Long Covid is still in the phase where definition itself is part of the work, and the very work that Attomarker is engaged in – taking what the world so erroneously views as one disease – Long Covid – and separating it into its immunological endotypes, so that trial and treatment discussions are properly informed.
That does not make our work speculative.
It makes it structurally demanding.
And waiting quietly for conventional timelines to enable traditional funding did not feel proportionate to the scale and seriousness of the condition. After all, we’re more than 5 years in and patients themselves can’t wait.
Why we chose this route
So we made a deliberate choice.
We chose to use a regulated, transparent, public platform.
Not as a substitute for scientific discipline.
Not as an emotional appeal.
Not as a bypass around standards.
But as an acknowledgement of reality.
Long Covid has progressed because people refused to accept invisibility. Patients documented patterns when others hesitated. Clinicians persisted when evidence was incomplete. Researchers asked harder questions when easy ones failed.
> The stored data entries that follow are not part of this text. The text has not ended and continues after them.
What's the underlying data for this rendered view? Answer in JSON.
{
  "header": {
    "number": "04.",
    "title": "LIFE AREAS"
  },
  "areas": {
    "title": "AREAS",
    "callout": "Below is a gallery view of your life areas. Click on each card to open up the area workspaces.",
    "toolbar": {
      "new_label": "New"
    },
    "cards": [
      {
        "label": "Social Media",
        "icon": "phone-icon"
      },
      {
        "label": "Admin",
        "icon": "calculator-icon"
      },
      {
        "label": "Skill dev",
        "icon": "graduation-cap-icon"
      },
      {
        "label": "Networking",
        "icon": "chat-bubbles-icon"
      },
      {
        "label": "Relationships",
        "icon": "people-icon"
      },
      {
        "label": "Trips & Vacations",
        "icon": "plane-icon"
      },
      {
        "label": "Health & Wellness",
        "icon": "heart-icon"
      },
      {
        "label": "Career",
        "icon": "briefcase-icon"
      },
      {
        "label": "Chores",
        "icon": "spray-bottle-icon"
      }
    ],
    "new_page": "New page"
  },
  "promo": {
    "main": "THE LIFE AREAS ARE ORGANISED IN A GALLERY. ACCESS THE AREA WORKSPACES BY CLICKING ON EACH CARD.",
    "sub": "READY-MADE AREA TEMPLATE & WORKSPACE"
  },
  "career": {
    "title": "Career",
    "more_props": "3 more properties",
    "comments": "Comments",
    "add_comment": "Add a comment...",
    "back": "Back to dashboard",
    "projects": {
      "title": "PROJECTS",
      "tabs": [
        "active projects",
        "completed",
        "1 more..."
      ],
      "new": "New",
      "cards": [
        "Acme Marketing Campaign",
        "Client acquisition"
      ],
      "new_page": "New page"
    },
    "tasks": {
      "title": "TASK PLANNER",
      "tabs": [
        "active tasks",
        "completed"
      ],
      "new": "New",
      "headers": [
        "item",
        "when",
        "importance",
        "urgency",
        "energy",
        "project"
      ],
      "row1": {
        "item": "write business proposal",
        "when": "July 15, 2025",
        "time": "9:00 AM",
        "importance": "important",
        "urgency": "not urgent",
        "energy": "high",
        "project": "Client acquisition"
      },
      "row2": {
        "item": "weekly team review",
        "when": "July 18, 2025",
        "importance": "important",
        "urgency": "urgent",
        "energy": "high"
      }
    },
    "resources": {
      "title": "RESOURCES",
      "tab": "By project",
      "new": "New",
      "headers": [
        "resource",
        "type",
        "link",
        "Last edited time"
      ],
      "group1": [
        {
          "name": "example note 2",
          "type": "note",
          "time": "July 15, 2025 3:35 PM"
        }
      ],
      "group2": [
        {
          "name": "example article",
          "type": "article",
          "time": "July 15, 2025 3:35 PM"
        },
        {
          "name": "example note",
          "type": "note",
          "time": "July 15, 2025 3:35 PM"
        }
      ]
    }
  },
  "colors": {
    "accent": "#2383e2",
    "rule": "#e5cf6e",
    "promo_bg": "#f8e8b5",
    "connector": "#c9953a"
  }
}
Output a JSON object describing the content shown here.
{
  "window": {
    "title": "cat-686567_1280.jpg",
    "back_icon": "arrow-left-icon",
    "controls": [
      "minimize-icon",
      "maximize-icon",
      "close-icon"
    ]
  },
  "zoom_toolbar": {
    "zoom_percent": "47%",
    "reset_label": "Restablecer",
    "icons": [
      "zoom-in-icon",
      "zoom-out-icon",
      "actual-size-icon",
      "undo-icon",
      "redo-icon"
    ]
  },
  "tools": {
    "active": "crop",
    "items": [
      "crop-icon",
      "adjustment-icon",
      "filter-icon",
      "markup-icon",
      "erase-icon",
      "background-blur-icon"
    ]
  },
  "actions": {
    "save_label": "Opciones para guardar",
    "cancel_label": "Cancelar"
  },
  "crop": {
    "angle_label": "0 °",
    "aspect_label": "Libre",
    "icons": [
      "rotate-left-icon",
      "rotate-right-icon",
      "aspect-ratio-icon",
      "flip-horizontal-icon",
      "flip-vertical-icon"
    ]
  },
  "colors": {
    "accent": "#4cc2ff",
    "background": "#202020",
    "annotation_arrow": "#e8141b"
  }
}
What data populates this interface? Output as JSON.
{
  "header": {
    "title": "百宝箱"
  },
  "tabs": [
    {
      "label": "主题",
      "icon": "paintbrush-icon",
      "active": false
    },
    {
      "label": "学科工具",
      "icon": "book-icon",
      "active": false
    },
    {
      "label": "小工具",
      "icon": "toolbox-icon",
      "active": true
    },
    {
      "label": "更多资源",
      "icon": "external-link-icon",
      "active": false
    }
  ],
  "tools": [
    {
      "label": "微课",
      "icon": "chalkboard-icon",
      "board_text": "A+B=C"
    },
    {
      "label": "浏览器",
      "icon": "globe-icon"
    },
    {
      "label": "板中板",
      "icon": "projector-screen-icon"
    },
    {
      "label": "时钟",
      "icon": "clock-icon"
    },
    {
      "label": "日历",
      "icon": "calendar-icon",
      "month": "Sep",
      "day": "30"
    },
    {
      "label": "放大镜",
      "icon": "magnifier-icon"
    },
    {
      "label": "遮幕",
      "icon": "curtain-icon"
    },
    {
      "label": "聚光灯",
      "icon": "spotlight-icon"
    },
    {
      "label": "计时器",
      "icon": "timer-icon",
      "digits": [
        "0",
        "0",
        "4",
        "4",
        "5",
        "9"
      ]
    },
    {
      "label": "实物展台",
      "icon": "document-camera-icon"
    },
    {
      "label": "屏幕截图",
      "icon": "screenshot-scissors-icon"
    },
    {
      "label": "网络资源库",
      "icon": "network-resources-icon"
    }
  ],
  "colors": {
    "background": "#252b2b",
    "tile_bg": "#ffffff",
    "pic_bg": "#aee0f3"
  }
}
It would be strange if funding architecture remained the one part of the system that never evolved.
Crowdcube provides a structured, FCA-regulated framework where information is public, scrutiny is visible, and governance is clear. It allows those who understand the complexity of Long Covid to evaluate the work directly and on equal terms.
That matters.
Because if recognition, infrastructure, and care are to grow, they must be supported by funding models that are willing to engage with complexity rather than wait for it to simplify itself.
A broader point
Long Covid is not “too short term.”
It is a condition that exposes the limits of systems built for simplicity.
If we want progress in heterogeneous, immune-mediated disease, we must accept that investment sometimes needs to move earlier in the sequence, towards understanding and classification, not only towards final-stage treatments.
That requires seriousness.
It requires transparency.
And it requires confidence in the work itself.
We are proud of our science.
We are humbled by the clinical seriousness.
And we are comfortable, and indeed excited, standing behind that work in public.
Long Covid deserves recognition.
Recognition enables infrastructure.
Infrastructure enables care.
If achieving that requires broader engagement, still under proper regulatory oversight, then that is a route we are happy to take.
And as a result, yet again, it will be the Long Covid community itself that moves to overcome its own challenges, a community that has already demonstrated what sustained attention can achieve.